L’Ape musicale

rivista di musica, arti, cultura

 

La commedia è finita

di Roberta Pedrotti

L'abbinamento fra The Circus di Charlie Chaplin e Pagliacci di Leoncavallo funziona bene nella costruzione drammaturgica di Alessandro Talevi, non altrettanto nella bacchetta di Timothy Brock, che della musica per il cinema muto è fra i massimi esperti al mondo mentre risulta sotanzialmente estraneo alle esigenze tecniche e poetiche dell'opera.

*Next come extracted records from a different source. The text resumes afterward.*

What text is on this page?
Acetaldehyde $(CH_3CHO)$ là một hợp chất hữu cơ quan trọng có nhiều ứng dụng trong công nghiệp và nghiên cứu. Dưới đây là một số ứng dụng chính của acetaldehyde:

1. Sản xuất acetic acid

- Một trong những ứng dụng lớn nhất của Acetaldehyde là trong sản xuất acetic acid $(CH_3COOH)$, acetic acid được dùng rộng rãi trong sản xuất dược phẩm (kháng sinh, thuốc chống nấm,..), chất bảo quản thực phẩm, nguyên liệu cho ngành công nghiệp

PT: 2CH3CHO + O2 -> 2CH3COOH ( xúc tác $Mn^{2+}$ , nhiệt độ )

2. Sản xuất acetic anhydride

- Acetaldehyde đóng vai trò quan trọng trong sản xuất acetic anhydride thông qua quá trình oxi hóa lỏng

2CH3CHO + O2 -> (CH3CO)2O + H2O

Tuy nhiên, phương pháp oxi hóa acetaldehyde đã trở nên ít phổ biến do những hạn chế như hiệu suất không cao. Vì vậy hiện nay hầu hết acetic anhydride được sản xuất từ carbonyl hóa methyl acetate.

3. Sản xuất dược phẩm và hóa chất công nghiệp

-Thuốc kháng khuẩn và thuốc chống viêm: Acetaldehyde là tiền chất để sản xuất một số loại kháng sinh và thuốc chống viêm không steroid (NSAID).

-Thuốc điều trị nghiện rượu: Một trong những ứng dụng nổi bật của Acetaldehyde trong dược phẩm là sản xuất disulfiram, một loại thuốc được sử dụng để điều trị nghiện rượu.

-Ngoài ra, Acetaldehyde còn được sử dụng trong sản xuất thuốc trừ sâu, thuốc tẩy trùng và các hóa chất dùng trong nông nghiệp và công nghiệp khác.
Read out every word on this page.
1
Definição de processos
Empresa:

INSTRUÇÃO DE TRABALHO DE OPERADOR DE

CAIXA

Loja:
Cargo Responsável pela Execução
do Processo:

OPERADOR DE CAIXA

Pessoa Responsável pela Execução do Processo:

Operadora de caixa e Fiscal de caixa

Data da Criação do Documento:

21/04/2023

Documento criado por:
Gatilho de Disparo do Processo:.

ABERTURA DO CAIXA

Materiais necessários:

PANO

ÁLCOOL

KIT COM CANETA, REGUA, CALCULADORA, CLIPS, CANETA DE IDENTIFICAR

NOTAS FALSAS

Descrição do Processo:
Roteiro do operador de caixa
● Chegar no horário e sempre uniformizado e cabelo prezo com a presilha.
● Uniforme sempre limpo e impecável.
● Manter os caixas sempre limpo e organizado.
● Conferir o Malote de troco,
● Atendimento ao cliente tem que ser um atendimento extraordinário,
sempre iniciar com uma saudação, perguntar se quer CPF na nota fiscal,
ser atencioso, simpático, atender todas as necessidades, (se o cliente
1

MACERATA, 5 agosto 2022 - Non era difficile prevedere che, nel cartellone del Macerata Opera Festival tracciato sul fil rouge del rapporto fra musica e grande (o piccolo) schermo, l'appuntamento con The Circus (1928) non avrebbe deluso. Il genio di Charlie Chaplin bastava come garanzia, l'opportunità di godere del film muto con la colonna sonora eseguita dal vivo è sempre motivo di maggior soddisfazione. Semmai ci si poteva chiedere come avrebbe funzionato nella vastità dello Sferisterio, come si sarebbe inserito in rapporto al resto del programma, ma sulla qualità della pellicola non c'erano dubbi. E il risultato ha superato le aspettative.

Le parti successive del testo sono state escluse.